Abaixei a cabeça, receoso.

— Foda-se. — Tratou de recolher o restante de seus objetos pessoais quando notou minha oposição a sua ideia insana e momentânea de fugir, sendo barrada na porta por mim, assim que tomou a iniciativa de partir. Não podia deixa-la ir naquele estado. Ayla relutou fisicamente, tentando contornar-me, mas também não deixou de tentar me convencer: — Combinamos tantas coisas, para que esperar o fim do colégio?  Você mesmo disse que está cansado de ser um desconhecido e viver sempre nos fundos. É agora, Gustav. 

— Não, Lua. — Segurei em seu braço levemente, fazendo-a parar de andar de um lado para um outro. — Combinamos em deixar essa cidade quando as coisas estivessem resolvidas, você quer sair agora, por desespero. É o contrário de tudo que almejamos. 
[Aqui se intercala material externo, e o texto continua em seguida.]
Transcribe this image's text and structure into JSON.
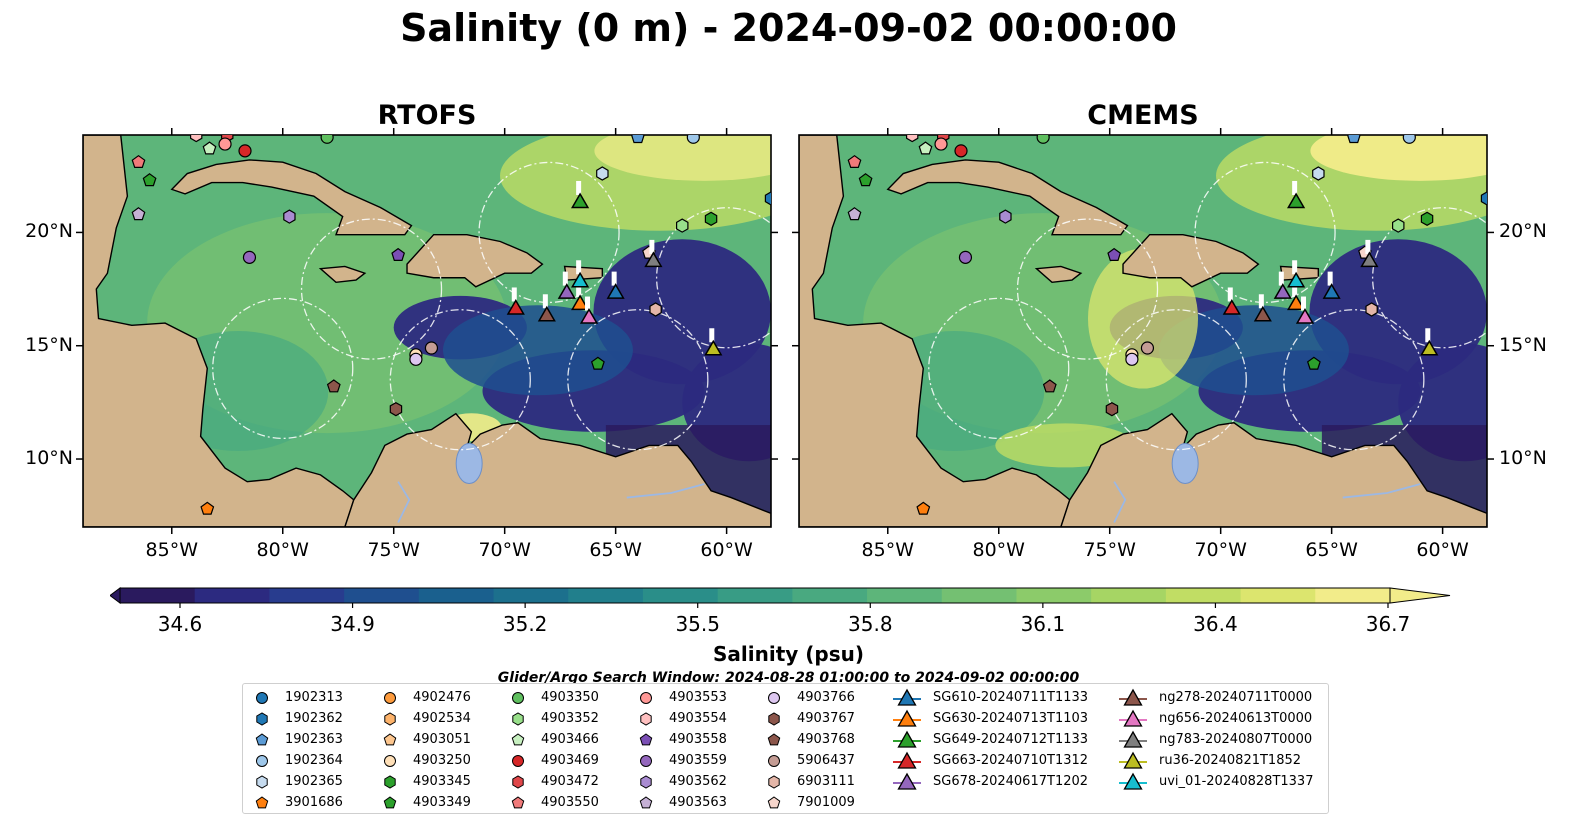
{
  "title": "Salinity (0 m) - 2024-09-02 00:00:00",
  "panels": [
    {
      "title": "RTOFS",
      "variant": 0
    },
    {
      "title": "CMEMS",
      "variant": 1
    }
  ],
  "map": {
    "lon_range": [
      -89,
      -58
    ],
    "lat_range": [
      7,
      24.3
    ],
    "lon_ticks": [
      "85°W",
      "80°W",
      "75°W",
      "70°W",
      "65°W",
      "60°W"
    ],
    "lon_tick_values": [
      -85,
      -80,
      -75,
      -70,
      -65,
      -60
    ],
    "lat_ticks": [
      "20°N",
      "15°N",
      "10°N"
    ],
    "lat_tick_values": [
      20,
      15,
      10
    ],
    "land_color": "#d2b48c",
    "lake_color": "#9cb8e4"
  },
  "colorbar": {
    "label": "Salinity (psu)",
    "ticks": [
      "34.6",
      "34.9",
      "35.2",
      "35.5",
      "35.8",
      "36.1",
      "36.4",
      "36.7"
    ],
    "min": 34.6,
    "max": 36.7,
    "colors": [
      "#2a1a5e",
      "#2c2a80",
      "#283c8e",
      "#1f4f8f",
      "#1a608e",
      "#1c708d",
      "#217f8c",
      "#2a8e89",
      "#389c85",
      "#49a980",
      "#5db57a",
      "#74c072",
      "#8ccb6a",
      "#a6d564",
      "#c1dd64",
      "#dce56e",
      "#f2ec8a"
    ]
  },
  "search_window": "Glider/Argo Search Window: 2024-08-28 01:00:00 to 2024-09-02 00:00:00",
  "argo_floats": [
    {
      "id": "1902313",
      "color": "#1f77b4",
      "marker": "circle"
    },
    {
      "id": "1902362",
      "color": "#1f77b4",
      "marker": "hexagon"
    },
    {
      "id": "1902363",
      "color": "#5b9bd5",
      "marker": "pentagon"
    },
    {
      "id": "1902364",
      "color": "#9ec7ea",
      "marker": "circle"
    },
    {
      "id": "1902365",
      "color": "#c6dbef",
      "marker": "hexagon"
    },
    {
      "id": "3901686",
      "color": "#ff7f0e",
      "marker": "pentagon"
    },
    {
      "id": "4902476",
      "color": "#fd9b3d",
      "marker": "circle"
    },
    {
      "id": "4902534",
      "color": "#fdb36b",
      "marker": "hexagon"
    },
    {
      "id": "4903051",
      "color": "#fdc68e",
      "marker": "pentagon"
    },
    {
      "id": "4903250",
      "color": "#ffe0b8",
      "marker": "circle"
    },
    {
      "id": "4903345",
      "color": "#2ca02c",
      "marker": "hexagon"
    },
    {
      "id": "4903349",
      "color": "#2ca02c",
      "marker": "pentagon"
    },
    {
      "id": "4903350",
      "color": "#5fbf5f",
      "marker": "circle"
    },
    {
      "id": "4903352",
      "color": "#98df8a",
      "marker": "hexagon"
    },
    {
      "id": "4903466",
      "color": "#c7f0c0",
      "marker": "pentagon"
    },
    {
      "id": "4903469",
      "color": "#d62728",
      "marker": "circle"
    },
    {
      "id": "4903472",
      "color": "#e0474a",
      "marker": "hexagon"
    },
    {
      "id": "4903550",
      "color": "#f07a7a",
      "marker": "pentagon"
    },
    {
      "id": "4903553",
      "color": "#ff9896",
      "marker": "circle"
    },
    {
      "id": "4903554",
      "color": "#ffc0c0",
      "marker": "hexagon"
    },
    {
      "id": "4903558",
      "color": "#7b4fb5",
      "marker": "pentagon"
    },
    {
      "id": "4903559",
      "color": "#9467bd",
      "marker": "circle"
    },
    {
      "id": "4903562",
      "color": "#a98bd1",
      "marker": "hexagon"
    },
    {
      "id": "4903563",
      "color": "#c5b0d5",
      "marker": "pentagon"
    },
    {
      "id": "4903766",
      "color": "#ddc7f0",
      "marker": "circle"
    },
    {
      "id": "4903767",
      "color": "#8c564b",
      "marker": "hexagon"
    },
    {
      "id": "4903768",
      "color": "#8c564b",
      "marker": "pentagon"
    },
    {
      "id": "5906437",
      "color": "#c49c94",
      "marker": "circle"
    },
    {
      "id": "6903111",
      "color": "#e4b6a8",
      "marker": "hexagon"
    },
    {
      "id": "7901009",
      "color": "#f7d6cc",
      "marker": "pentagon"
    }
  ],
  "gliders": [
    {
      "id": "SG610-20240711T1133",
      "color": "#1f77b4"
    },
    {
      "id": "SG630-20240713T1103",
      "color": "#ff7f0e"
    },
    {
      "id": "SG649-20240712T1133",
      "color": "#2ca02c"
    },
    {
      "id": "SG663-20240710T1312",
      "color": "#d62728"
    },
    {
      "id": "SG678-20240617T1202",
      "color": "#9467bd"
    },
    {
      "id": "ng278-20240711T0000",
      "color": "#8c564b"
    },
    {
      "id": "ng656-20240613T0000",
      "color": "#e377c2"
    },
    {
      "id": "ng783-20240807T0000",
      "color": "#7f7f7f"
    },
    {
      "id": "ru36-20240821T1852",
      "color": "#bcbd22"
    },
    {
      "id": "uvi_01-20240828T1337",
      "color": "#17becf"
    }
  ],
  "map_argo": [
    {
      "id": "1902362",
      "lon": -58,
      "lat": 21.5
    },
    {
      "id": "1902363",
      "lon": -64,
      "lat": 24.2
    },
    {
      "id": "1902364",
      "lon": -61.5,
      "lat": 24.2
    },
    {
      "id": "1902365",
      "lon": -65.6,
      "lat": 22.6
    },
    {
      "id": "3901686",
      "lon": -83.4,
      "lat": 7.8
    },
    {
      "id": "4903250",
      "lon": -74,
      "lat": 14.6
    },
    {
      "id": "4903345",
      "lon": -60.7,
      "lat": 20.6
    },
    {
      "id": "4903349",
      "lon": -65.8,
      "lat": 14.2
    },
    {
      "id": "4903350",
      "lon": -78,
      "lat": 24.2
    },
    {
      "id": "4903352",
      "lon": -62,
      "lat": 20.3
    },
    {
      "id": "4903466",
      "lon": -83.3,
      "lat": 23.7
    },
    {
      "id": "4903469",
      "lon": -81.7,
      "lat": 23.6
    },
    {
      "id": "4903472",
      "lon": -82.5,
      "lat": 24.3
    },
    {
      "id": "4903550",
      "lon": -86.5,
      "lat": 23.1
    },
    {
      "id": "4903553",
      "lon": -82.6,
      "lat": 23.9
    },
    {
      "id": "4903554",
      "lon": -83.9,
      "lat": 24.3
    },
    {
      "id": "4903558",
      "lon": -74.8,
      "lat": 19
    },
    {
      "id": "4903559",
      "lon": -81.5,
      "lat": 18.9
    },
    {
      "id": "4903562",
      "lon": -79.7,
      "lat": 20.7
    },
    {
      "id": "4903563",
      "lon": -86.5,
      "lat": 20.8
    },
    {
      "id": "4903766",
      "lon": -74,
      "lat": 14.4
    },
    {
      "id": "4903767",
      "lon": -74.9,
      "lat": 12.2
    },
    {
      "id": "4903768",
      "lon": -77.7,
      "lat": 13.2
    },
    {
      "id": "5906437",
      "lon": -73.3,
      "lat": 14.9
    },
    {
      "id": "6903111",
      "lon": -63.2,
      "lat": 16.6
    },
    {
      "id": "7901009",
      "lon": -63.5,
      "lat": 19.1
    },
    {
      "id": "4903349",
      "lon": -86,
      "lat": 22.3
    }
  ],
  "map_gliders": [
    {
      "id": "SG610-20240711T1133",
      "lon": -65,
      "lat": 17.3
    },
    {
      "id": "SG630-20240713T1103",
      "lon": -66.6,
      "lat": 16.8
    },
    {
      "id": "SG649-20240712T1133",
      "lon": -66.6,
      "lat": 21.3
    },
    {
      "id": "SG663-20240710T1312",
      "lon": -69.5,
      "lat": 16.6
    },
    {
      "id": "SG678-20240617T1202",
      "lon": -67.2,
      "lat": 17.3
    },
    {
      "id": "ng278-20240711T0000",
      "lon": -68.1,
      "lat": 16.3
    },
    {
      "id": "ng656-20240613T0000",
      "lon": -66.2,
      "lat": 16.2
    },
    {
      "id": "ng783-20240807T0000",
      "lon": -63.3,
      "lat": 18.7
    },
    {
      "id": "ru36-20240821T1852",
      "lon": -60.6,
      "lat": 14.8
    },
    {
      "id": "uvi_01-20240828T1337",
      "lon": -66.6,
      "lat": 17.8
    }
  ]
}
Raramente discordávamos das coisas, mas ela não conseguiria me tirar a razão em uma situação daquela. Mais tarde, na mesma noite, quando a sobriedade viera nos atingir, acabei abrigando-a em minha casa e foram dois meses mágicos, tanto quanto trágicos, pois me via ainda mais preso a ela, e ela se via ainda mais atolada em encrencas. 
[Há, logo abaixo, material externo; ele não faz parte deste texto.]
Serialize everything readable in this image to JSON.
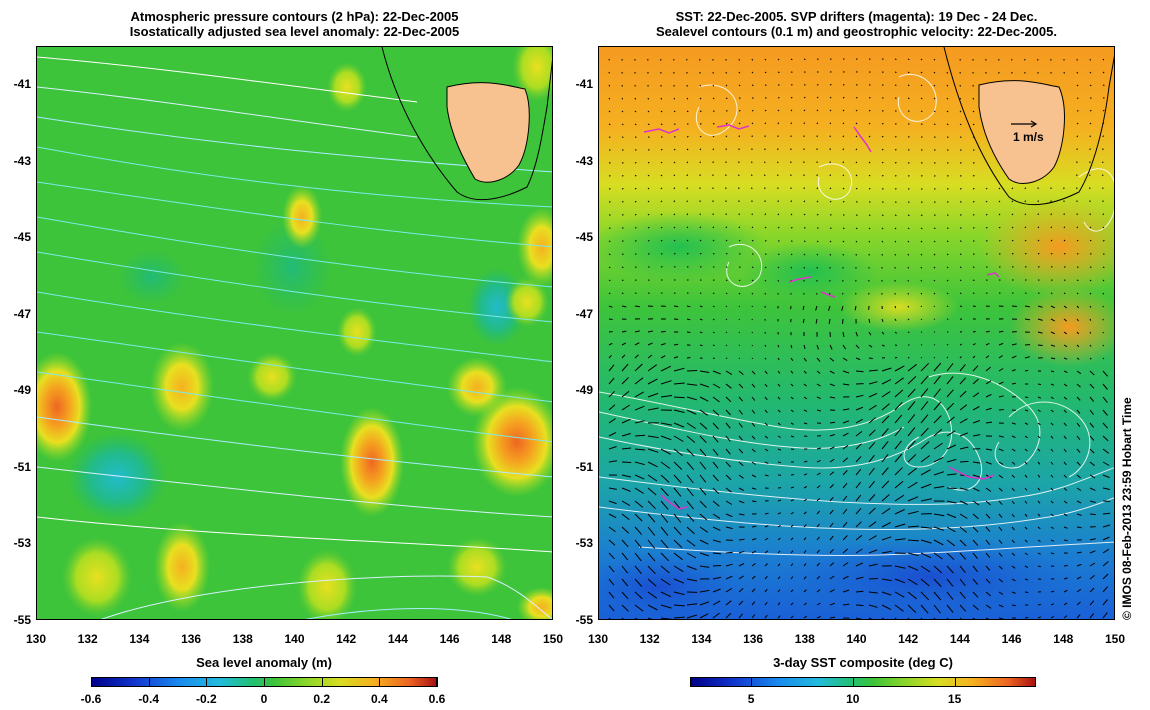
{
  "left_map": {
    "title_line1": "Atmospheric pressure contours (2 hPa): 22-Dec-2005",
    "title_line2": "Isostatically adjusted sea level anomaly: 22-Dec-2005",
    "colorbar": {
      "label": "Sea level anomaly (m)",
      "ticks": [
        "-0.6",
        "-0.4",
        "-0.2",
        "0",
        "0.2",
        "0.4",
        "0.6"
      ],
      "tick_values": [
        -0.6,
        -0.4,
        -0.2,
        0,
        0.2,
        0.4,
        0.6
      ],
      "range": [
        -0.6,
        0.6
      ]
    }
  },
  "right_map": {
    "title_line1": "SST: 22-Dec-2005. SVP drifters (magenta): 19 Dec - 24 Dec.",
    "title_line2": "Sealevel contours (0.1 m) and geostrophic velocity: 22-Dec-2005.",
    "velocity_scale_label": "1 m/s",
    "colorbar": {
      "label": "3-day SST composite (deg C)",
      "ticks": [
        "5",
        "10",
        "15"
      ],
      "tick_values": [
        5,
        10,
        15
      ],
      "range": [
        2,
        19
      ]
    }
  },
  "axes": {
    "lon_ticks": [
      "130",
      "132",
      "134",
      "136",
      "138",
      "140",
      "142",
      "144",
      "146",
      "148",
      "150"
    ],
    "lat_ticks": [
      "-41",
      "-43",
      "-45",
      "-47",
      "-49",
      "-51",
      "-53",
      "-55"
    ],
    "lon_range": [
      130,
      150
    ],
    "lat_range": [
      -55,
      -40
    ]
  },
  "credit": "© IMOS 08-Feb-2013 23:59 Hobart Time",
  "colors": {
    "land": "#f7c190",
    "slaBackground": "#33cc33",
    "contour_pressure": "#7fe8e8",
    "contour_white": "#ffffff",
    "drifter": "#dd33cc",
    "velocity_arrow": "#000000"
  }
}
A cada revivência, deslizava a máquina de corte sobre meus cabelos, raspando-o até que não sobrasse quase nada nas laterais. Não foi difícil me despedir da aparência anterior, apesar de ser assustador ter que enxergar o amontoado de fios que forravam o fundo da pia. Mudaria totalmente, e iria começar com algo que planejava há muito tempo.

O barulho do aparelho eletrônico acabou acordando-a, e pelo reflexo do espelho a vi levantando da cama enquanto coçava os olhos e dirigia-se até o banheiro. 

— Como antigamente... — Sorriu ao me ver, levando suas mãos curiosas e macias em direção ao couro cabeludo, balançando os fios ainda restantes. — Lembro-me que você costumava pintar as unhas de vermelho e raspar o cabelo toda vez que se enjoava da coloração passada. Sempre diferente.

— Eu ainda sou o mesmo cara de antes. — Brinquei, fazendo uma careta. Ela atava a rir quando me via com os olhos vesgos e língua para fora; o humor simples dela ainda era o mesmo. — Consegue se lembrar de tudo, Lua?

Perguntei em tom de impotência. Não queria pretextos vívidos para que ela viesse a retornar ao descontrole com as bebidas, sequer as drogas. Lutávamos contra os mesmos demônios. 

— Também me lembro da parte merda do passado, se é isso que quer saber. — Rodeou minha cintura, me abraçando por trás. Prosseguiu, com o rosto encostado em minhas costas desnudas: — As coisas tóxicas que fiz, os surtos que te fazia aguentar. Em geral, tudo voltou como ser despertado com água fria. Mas, não poderia estar mais feliz. 

Ri nasalado, mais tranquilo. Ayla parecia estar no controle. 

— Desde que acordei e não me lembrei de nada, era como se vivesse em uma constante encenação. Nunca sabia de nada, nunca entendia as coisas ao meu redor. — Desabafou. — Era uma existência mentirosa, sem respostas e vazia. — Silêncio. Com certeza, estava pensando em algo profundo. — Eu passei a minha infância e adolescência inteira sofrendo com a perda repentina das pessoas, Peep. Preciso saber, se você ficará dessa vez. 

Analisei-a como uma verdadeira divindade superior, tão apaixonado quanto antes. Amava seus defeitos, suas qualidades, suas dúvidas. A amava por completo.

— Faria qualquer coisa por você. — Encostei seus lábios nos meus rapidamente, enquanto buscava pelos frascos dos farmacêuticos. Junto com ela, despejei as capsulas de xanax no vaso sanitário, dando descarga em seguida. —  Vou me manter limpo e faremos nossas juras de doze anos, verdadeiras.